When the levee breaks…

During the week someone alerted me to Rod Oram being interviewed by Lynn Freedman on National Radio. One particular moment jumped out as Rod went silent and seemed to wrestle with what he was about to say.

It immediately brought to mind a piece I read in The Guardian a few weeks ago, maybe a month back,

I’ll come back to Rod Oram, but first to the Guardian. They print heaps of reports and articles on global warming. Common to all those reports and articles, dire as much of the information they contain might be, is an underlying assumption that things will be okay. This headline from an August article kind of captures what I mean. – Australia will need to remove CO2 from air to keep warming below 2C, climate body says (sub-head) Climate Institute report says negative-emissions technology is imperative because risks of global temperature reaching 2C are ‘unmanageable’
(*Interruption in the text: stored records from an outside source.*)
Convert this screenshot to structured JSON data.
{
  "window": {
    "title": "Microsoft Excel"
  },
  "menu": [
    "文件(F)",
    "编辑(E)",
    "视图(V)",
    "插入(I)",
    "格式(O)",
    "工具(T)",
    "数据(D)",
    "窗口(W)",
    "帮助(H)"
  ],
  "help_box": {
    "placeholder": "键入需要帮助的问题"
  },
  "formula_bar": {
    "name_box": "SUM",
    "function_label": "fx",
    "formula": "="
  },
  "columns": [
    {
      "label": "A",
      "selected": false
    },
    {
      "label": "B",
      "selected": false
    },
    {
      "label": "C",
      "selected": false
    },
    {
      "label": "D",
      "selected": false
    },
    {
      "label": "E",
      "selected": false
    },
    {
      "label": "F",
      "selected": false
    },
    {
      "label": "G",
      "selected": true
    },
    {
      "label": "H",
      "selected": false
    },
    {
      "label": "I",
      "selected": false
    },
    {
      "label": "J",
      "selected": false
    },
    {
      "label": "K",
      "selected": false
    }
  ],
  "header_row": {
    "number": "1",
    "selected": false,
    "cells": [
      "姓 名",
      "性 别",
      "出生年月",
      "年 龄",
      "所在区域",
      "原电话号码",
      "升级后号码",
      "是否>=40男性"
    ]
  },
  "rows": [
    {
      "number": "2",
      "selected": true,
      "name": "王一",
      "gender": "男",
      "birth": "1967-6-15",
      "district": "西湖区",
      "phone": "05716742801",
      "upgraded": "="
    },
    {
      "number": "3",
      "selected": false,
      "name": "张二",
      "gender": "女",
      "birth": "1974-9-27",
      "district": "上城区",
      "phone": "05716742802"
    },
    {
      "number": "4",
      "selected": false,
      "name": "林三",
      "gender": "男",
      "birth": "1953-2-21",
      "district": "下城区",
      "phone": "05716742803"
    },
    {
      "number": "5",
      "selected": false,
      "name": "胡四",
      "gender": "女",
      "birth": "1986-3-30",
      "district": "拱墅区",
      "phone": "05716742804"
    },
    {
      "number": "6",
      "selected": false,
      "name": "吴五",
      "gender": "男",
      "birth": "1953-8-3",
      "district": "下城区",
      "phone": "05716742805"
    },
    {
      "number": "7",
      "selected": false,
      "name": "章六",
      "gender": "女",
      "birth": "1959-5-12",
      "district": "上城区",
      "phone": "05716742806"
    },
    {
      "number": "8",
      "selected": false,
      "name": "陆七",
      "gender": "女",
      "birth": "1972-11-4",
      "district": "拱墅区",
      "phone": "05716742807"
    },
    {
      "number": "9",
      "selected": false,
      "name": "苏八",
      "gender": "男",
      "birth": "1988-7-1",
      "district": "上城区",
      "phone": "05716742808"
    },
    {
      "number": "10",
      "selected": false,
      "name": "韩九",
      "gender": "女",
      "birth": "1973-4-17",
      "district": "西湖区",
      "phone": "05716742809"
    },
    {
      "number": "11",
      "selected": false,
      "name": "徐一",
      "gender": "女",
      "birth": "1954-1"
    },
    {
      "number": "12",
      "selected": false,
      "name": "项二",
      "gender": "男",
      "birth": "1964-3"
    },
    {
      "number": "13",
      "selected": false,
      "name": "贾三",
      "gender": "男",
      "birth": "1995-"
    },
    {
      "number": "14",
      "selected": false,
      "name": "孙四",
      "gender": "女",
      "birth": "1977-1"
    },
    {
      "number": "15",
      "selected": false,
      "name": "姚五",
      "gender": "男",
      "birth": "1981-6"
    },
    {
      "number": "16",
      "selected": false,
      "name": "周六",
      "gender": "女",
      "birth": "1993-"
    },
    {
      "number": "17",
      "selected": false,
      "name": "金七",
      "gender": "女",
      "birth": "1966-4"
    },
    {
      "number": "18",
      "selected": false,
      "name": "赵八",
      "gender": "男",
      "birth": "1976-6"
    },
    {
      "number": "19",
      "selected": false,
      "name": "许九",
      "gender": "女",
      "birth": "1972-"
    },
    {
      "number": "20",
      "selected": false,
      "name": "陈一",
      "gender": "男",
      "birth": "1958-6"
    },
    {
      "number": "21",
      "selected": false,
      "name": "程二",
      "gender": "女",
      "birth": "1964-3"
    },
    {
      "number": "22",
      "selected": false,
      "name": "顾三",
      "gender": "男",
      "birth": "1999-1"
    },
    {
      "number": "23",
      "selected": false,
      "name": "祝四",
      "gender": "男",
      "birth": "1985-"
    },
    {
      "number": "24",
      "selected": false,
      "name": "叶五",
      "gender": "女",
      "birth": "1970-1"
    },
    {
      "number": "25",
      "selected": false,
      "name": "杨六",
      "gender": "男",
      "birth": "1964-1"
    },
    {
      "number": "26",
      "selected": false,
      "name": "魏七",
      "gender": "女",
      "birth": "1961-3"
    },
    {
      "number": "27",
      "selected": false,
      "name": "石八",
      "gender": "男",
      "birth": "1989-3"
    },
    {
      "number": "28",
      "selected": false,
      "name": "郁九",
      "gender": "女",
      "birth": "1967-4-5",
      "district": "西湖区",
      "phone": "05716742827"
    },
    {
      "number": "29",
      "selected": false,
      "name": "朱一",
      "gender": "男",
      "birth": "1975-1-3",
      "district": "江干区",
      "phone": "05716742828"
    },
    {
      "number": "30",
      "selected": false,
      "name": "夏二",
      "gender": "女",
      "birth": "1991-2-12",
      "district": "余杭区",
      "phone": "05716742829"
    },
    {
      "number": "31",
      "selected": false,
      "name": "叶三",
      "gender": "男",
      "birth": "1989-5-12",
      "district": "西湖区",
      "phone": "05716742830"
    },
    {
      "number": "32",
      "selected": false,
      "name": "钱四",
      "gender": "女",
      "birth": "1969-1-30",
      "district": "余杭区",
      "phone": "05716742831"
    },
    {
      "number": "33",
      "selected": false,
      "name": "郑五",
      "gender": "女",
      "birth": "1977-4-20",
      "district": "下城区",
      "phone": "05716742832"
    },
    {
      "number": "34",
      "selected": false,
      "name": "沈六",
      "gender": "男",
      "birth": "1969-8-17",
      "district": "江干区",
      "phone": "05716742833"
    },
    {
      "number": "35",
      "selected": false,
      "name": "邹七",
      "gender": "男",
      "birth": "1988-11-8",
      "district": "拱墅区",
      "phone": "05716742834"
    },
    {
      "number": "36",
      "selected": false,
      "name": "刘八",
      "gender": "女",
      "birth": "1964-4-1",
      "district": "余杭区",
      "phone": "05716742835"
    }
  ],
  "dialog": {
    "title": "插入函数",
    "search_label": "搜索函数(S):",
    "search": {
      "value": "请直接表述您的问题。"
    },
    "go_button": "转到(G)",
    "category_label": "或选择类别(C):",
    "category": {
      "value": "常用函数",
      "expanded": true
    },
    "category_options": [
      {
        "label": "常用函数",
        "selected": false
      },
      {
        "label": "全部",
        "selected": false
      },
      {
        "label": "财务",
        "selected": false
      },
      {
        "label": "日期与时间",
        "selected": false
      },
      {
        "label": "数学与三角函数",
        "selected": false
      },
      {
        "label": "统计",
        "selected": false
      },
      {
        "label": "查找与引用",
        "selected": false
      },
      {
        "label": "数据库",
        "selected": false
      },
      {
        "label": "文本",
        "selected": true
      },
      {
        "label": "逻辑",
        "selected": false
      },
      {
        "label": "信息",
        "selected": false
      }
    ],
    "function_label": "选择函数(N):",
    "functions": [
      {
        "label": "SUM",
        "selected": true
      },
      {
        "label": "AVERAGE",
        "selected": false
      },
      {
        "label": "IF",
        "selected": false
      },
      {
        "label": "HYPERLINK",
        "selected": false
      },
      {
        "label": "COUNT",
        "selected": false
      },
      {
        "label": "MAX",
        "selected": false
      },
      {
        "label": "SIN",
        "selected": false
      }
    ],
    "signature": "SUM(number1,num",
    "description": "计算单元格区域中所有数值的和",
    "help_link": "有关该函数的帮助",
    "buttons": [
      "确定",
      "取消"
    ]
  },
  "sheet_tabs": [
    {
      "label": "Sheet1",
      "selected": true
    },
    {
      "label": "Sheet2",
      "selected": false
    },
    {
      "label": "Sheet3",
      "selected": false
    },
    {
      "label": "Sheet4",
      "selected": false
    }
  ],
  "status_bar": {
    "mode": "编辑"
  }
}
So, you get that? There’s no questioning the feasibility of negative emission technologies – just a call for them to be applied.

Go through article after article and the same refrain comes up over and over again. Things are really bad, but we’ll be okay – we have the technology.

But then there was this one where, for the first time to my knowledge, a Guardian article cast serious doubt on the feasibility of negative emissions technologies. Of note, and unlike other pieces, they were providing direct quotes from scientists throughout this one.

But what form that (negative emissions) technology takes is unclear. Several techniques have been proposed. One includes spreading crushed silicate rocks, which absorb carbon dioxide, over vast tracts of land. Another involves seeding oceans with iron to increase their uptake of carbon dioxide. Most are considered unworkable at present – with the exception of bioenergy with carbon capture and storage. Under this scheme, vast plantations of trees and bushes would be created, their wood burned for energy while the carbon dioxide emitted was liquefied and stored underground.

“It could do the trick,” said Cambridge University climate expert Professor Peter Wadhams. “The trouble is that you would need to cover so much land with plants for combustion you would not have enough space to grow food or provide homes for Earth’s wildlife. In the end, I think we just have to hope that some kind of extraction technology, as yet unimagined by scientists, is developed in the next couple of decades. If not, we are in real trouble.”

I don’t pour over the Guardian’s environmental section and so don’t know if that piece was a one off. But I seriously hope it’s not; that it’s the beginning of more realistic reporting.

Back to Rod Oram. The following attempt at a transcript is from 11:08 on this pod cast link.

“There are things we can do. There are things we can do right now and try and um help encourage people and um bring people together who do relate to these issues so we can make these extraordinary leaps that we have to do. Em otherwise, um , well quite frankly um we, well civilisation as we know it is..is not just at risk, I mean, the trajectory we’re on um is to see em em (long pause before he rushed out) I’m thinking really hard about saying this, I’ve never actually said it before – about the collapse of civilisation as we know it…

Now I know some people will accuse me of desperately casting around seeking something positive to cling to; of seeing things that aren’t there. And maybe I am guilty of that. But if liberal commentary is now beginning to acknowledge that we’re out of our depth and beyond the limits of our ‘god given’ prowess and cunning, and if that’s going to presage a call for action based on a realistic assessment of our situation, then I’ll take it.

The levee might not be gushing forth, but any slow seepage is a start.